FERPA requires educational institutions to allow students or parents to have a hearing to challenge information in records they believe to be inaccurate, misleading, or otherwise in violation of their privacy rights. It also obligates an educational institution to correct or delete challenged information or, if it refuses to make the requested correction, to insert in the record the student or parent's written explanation regarding the disputed information. [20 U.S.C. 1232g(a)(2)]

In addition, FERPA requires written consent from a student or parent before a student's record or any personally identifiable information in it may be disclosed to a third party.
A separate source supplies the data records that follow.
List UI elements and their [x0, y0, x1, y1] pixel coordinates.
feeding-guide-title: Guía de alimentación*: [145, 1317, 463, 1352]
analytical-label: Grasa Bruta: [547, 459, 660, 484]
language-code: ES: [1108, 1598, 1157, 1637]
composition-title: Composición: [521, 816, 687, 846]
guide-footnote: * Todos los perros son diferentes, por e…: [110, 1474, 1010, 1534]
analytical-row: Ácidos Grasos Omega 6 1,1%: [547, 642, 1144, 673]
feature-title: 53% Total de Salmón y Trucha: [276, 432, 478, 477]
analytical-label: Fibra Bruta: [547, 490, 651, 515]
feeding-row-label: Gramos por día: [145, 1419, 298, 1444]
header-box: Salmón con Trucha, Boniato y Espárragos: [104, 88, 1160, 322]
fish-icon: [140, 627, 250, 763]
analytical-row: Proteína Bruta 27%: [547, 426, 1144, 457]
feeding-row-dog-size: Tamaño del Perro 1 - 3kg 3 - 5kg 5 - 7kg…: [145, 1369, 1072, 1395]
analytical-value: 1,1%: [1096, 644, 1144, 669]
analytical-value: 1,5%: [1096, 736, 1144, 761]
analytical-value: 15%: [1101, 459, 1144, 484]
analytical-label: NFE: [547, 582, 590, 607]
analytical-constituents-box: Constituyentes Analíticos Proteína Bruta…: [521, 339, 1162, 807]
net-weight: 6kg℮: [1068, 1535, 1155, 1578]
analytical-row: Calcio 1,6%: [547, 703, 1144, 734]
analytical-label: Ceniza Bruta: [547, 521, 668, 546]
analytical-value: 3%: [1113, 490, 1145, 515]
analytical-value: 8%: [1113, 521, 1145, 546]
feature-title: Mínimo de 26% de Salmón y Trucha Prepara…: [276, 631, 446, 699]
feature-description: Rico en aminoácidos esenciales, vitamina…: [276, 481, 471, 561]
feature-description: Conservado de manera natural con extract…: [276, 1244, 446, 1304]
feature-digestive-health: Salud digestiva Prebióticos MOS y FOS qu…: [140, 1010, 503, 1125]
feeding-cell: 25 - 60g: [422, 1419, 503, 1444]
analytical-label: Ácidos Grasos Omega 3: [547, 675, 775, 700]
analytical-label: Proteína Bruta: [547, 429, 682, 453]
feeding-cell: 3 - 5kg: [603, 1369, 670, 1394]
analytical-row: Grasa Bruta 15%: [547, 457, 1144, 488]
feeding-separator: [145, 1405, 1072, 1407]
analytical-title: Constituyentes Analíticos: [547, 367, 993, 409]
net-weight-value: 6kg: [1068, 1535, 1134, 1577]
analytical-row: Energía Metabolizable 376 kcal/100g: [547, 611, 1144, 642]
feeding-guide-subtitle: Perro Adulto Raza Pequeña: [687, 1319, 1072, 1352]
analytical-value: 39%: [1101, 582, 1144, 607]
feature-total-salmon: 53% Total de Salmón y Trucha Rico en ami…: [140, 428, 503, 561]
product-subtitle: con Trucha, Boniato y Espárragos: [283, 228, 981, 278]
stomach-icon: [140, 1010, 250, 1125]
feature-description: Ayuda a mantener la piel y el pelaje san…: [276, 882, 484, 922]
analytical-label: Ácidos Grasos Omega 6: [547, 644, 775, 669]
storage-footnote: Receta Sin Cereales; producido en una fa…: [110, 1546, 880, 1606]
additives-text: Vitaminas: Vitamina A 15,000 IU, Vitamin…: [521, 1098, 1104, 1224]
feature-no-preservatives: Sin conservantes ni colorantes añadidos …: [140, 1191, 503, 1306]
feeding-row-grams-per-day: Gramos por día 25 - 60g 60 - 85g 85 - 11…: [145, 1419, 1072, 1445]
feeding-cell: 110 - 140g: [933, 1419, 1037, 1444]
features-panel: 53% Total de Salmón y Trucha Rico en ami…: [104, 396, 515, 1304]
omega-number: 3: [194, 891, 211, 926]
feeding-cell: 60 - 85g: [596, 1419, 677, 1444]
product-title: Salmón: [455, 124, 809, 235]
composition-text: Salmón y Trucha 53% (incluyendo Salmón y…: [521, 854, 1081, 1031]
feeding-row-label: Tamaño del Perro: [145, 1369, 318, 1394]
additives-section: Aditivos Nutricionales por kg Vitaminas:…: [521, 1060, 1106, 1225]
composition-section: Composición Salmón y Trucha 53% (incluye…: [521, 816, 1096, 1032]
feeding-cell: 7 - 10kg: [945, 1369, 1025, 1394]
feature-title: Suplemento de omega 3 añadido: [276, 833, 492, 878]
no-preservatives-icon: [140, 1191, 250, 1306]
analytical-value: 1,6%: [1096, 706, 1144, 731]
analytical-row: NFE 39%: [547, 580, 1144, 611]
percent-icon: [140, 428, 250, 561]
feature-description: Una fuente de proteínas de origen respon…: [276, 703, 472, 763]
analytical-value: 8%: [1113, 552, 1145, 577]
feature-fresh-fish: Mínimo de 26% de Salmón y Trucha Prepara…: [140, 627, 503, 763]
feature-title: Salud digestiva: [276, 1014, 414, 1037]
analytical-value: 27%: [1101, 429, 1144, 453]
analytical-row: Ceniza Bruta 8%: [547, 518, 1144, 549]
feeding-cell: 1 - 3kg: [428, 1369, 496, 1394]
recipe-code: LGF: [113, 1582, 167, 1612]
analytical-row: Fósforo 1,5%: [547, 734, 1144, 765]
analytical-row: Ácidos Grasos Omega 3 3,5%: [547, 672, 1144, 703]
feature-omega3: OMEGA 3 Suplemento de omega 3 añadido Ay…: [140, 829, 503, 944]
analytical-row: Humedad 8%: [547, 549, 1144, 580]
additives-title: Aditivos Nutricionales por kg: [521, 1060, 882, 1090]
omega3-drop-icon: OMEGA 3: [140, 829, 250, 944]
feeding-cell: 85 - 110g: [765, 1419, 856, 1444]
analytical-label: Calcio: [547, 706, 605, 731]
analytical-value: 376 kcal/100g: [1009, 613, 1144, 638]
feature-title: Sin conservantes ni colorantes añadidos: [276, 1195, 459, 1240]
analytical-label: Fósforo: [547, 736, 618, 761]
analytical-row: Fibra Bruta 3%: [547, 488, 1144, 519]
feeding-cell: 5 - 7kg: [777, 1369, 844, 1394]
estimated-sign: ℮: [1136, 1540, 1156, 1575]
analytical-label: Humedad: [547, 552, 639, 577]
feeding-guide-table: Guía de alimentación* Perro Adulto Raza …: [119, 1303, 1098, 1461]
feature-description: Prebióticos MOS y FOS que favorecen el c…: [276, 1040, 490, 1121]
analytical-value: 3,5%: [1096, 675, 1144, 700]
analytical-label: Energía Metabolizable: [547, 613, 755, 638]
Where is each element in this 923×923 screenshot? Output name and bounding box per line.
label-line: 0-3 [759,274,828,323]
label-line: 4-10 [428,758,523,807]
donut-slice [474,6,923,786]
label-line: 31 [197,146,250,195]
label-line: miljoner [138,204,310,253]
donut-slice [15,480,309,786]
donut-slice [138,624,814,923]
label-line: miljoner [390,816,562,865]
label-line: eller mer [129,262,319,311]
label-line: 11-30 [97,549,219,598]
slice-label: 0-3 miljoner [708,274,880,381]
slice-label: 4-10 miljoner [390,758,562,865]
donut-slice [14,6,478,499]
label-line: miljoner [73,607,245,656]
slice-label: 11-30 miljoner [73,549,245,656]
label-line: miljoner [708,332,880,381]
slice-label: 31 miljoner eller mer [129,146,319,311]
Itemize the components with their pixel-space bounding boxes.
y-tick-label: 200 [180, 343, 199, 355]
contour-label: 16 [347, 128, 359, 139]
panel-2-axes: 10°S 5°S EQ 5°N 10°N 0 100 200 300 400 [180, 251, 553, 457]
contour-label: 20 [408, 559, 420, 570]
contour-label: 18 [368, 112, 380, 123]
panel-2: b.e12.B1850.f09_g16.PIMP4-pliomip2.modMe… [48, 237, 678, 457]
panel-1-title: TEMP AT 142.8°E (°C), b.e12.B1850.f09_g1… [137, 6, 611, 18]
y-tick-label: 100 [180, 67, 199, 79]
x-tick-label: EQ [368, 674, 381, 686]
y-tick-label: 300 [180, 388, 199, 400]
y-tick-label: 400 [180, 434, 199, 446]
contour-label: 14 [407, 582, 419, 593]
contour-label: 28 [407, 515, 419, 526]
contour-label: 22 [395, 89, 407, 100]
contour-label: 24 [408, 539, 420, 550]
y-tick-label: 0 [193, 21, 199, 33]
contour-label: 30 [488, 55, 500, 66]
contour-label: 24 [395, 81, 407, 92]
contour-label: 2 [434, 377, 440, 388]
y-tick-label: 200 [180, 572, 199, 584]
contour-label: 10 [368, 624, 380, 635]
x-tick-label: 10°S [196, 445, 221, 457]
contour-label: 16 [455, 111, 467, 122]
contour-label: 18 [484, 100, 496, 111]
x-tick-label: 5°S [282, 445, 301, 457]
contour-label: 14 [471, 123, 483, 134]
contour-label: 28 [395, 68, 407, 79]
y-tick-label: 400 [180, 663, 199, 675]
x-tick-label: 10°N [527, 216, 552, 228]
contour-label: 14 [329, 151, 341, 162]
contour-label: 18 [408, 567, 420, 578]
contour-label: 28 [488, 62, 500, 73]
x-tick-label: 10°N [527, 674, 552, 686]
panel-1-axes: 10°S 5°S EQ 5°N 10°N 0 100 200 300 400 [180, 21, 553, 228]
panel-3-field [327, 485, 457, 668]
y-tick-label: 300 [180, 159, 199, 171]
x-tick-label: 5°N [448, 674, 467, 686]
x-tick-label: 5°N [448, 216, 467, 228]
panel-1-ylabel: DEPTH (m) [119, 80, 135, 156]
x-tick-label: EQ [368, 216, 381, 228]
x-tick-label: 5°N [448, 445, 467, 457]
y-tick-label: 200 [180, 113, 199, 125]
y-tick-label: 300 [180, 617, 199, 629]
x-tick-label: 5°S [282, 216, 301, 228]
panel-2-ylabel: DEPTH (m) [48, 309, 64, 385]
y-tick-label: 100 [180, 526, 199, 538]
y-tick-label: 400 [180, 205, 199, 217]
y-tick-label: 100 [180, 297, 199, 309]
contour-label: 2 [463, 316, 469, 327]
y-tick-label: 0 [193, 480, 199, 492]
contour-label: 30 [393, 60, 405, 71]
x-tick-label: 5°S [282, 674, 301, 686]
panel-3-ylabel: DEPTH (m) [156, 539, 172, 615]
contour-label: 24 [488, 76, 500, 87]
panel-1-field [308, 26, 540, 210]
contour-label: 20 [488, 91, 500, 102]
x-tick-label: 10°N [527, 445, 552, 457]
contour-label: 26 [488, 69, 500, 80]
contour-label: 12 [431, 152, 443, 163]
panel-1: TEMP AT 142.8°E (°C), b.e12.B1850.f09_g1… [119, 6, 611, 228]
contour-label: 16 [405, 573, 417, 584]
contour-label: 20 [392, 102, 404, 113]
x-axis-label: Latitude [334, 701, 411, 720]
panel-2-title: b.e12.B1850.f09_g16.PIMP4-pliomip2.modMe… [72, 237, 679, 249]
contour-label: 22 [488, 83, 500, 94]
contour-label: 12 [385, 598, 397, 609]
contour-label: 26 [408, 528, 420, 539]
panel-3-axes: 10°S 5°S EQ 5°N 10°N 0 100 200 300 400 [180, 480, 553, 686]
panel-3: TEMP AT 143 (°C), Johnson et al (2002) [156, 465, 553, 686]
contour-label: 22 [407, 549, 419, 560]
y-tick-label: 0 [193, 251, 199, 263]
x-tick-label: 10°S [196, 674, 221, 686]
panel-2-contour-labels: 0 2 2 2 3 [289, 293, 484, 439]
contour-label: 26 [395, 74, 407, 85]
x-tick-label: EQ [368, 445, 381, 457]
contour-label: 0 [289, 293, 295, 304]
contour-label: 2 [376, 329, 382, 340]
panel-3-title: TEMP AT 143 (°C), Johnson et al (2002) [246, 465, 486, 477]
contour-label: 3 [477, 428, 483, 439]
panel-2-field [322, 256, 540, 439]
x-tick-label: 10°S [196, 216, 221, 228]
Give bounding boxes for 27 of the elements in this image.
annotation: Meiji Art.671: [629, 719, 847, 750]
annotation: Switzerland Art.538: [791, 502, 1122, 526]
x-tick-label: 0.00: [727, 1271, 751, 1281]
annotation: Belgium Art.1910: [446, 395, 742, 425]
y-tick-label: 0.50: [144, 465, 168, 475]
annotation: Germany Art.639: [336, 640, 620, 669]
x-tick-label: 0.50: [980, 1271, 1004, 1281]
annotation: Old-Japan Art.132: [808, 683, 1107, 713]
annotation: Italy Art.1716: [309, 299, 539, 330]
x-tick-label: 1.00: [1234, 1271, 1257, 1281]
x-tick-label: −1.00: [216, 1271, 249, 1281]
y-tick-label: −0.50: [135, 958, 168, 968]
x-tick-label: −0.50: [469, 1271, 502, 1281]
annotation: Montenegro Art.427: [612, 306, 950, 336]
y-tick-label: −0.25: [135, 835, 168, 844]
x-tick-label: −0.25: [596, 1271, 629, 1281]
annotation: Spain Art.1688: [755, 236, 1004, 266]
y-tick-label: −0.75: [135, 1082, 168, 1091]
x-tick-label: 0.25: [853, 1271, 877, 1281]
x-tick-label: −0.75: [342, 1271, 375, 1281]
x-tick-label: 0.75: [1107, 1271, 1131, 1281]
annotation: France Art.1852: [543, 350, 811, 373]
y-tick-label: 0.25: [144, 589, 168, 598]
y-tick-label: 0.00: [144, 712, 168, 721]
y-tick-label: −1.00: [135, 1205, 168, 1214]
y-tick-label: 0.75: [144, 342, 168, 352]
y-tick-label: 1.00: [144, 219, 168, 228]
Consent is not required, however, when the disclosure is to:

  • officials of the educational institution acting in pursuit of a legitimate educational purpose [20 U.S.C. 1232g(b)(1)(A)J;
  • officials of schools or school systems in which the student seeks to enroll, provided the student is notified of the disclosure, given a copy of the record or information upon request, and has an opportunity to have a hearing to challenge the contents of the record or information [20 U.S.C. 1232g(b)(1)(B)];
  • certain Federal and State agencies for auditing and evaluation purposes on the condition that no redisclosure of the record is made and it is destroyed when no longer needed [20 U.S.C. 1232g(b)(1)(C), (E), and (4)(B)];
  • accrediting agencies for accrediting purposes [20 U.S.C. 1232g(b)(1)(G)];
  • organizations conducting studies for educational purposes on behalf of educational institutions, on the condition that no redisclosure of the record is made and it is destroyed when no longer needed [ 20 U.S.C. 1232g(b)(1)(F)];
  • in an emergency, when necessary to protect the health and safety of the student or other persons [20 U.S.C. 1232g(b)(1)(I)]; and
  • in response to a judicial order or lawfully issued subpoena, provided that parents and students are notified in advance of compliance with the order or subpoena. [20 U.S.C 1232g(b)(2)(B)].

FERPA also permits an educational institution to disclose directory information (i.e., information about the identity or status of the student which has been publicly designated by the institution as directory information) without the consent of the student or his parent, provided the student or parent has had a reasonable opportunity to inform the institution that any or all of the information should not be released without the student's prior consent. [20 US. C. 1232g(a)(5)] An educational institution must keep an accounting of all disclosures requested or obtained, and allow a student or parent to review the accounting. [20 U.S.C. 1232g(b)(4)(A)]

FERPA instructs the Secretary of Health, Education, and Welfare to promulgate regulations to protect the rights of students and their families in surveys or data-collection activities conducted, assisted, or authorized by the DHEW or an educational institution. [20 U.S.C. 1232g(c)] Finally, it places a requirement on educational institutions to inform students and parents of their rights under the Act. [20 U.S.C. 1232g(e)]

FERPA applies to any institution receiving U.S. Office of Education funding and provides for the termination of such funding if an institution fails to comply with it and compliance cannot be secured voluntarily. [20 U.S.C. 1232g(f)] DHEW is required to set up an office and a review board to investigate, review, and adjudicate violations and complaints alleging violations. [20 U.S.C. 1232g(g)]

The Commission believes that FERPA represents a reasonably successful attempt to establish a clear set of minimum requirements for the protection of students' and parents' privacy rights. At the same time, its gives each educational institution considerable latitude in establishing its own procedures to fulfill these requirements. Ironically, FERPA's most specific provisions are the exceptions to its requirements, and most of them were added at the request of representatives of educational institutions and Federal agencies during the drafting of the compromise measure.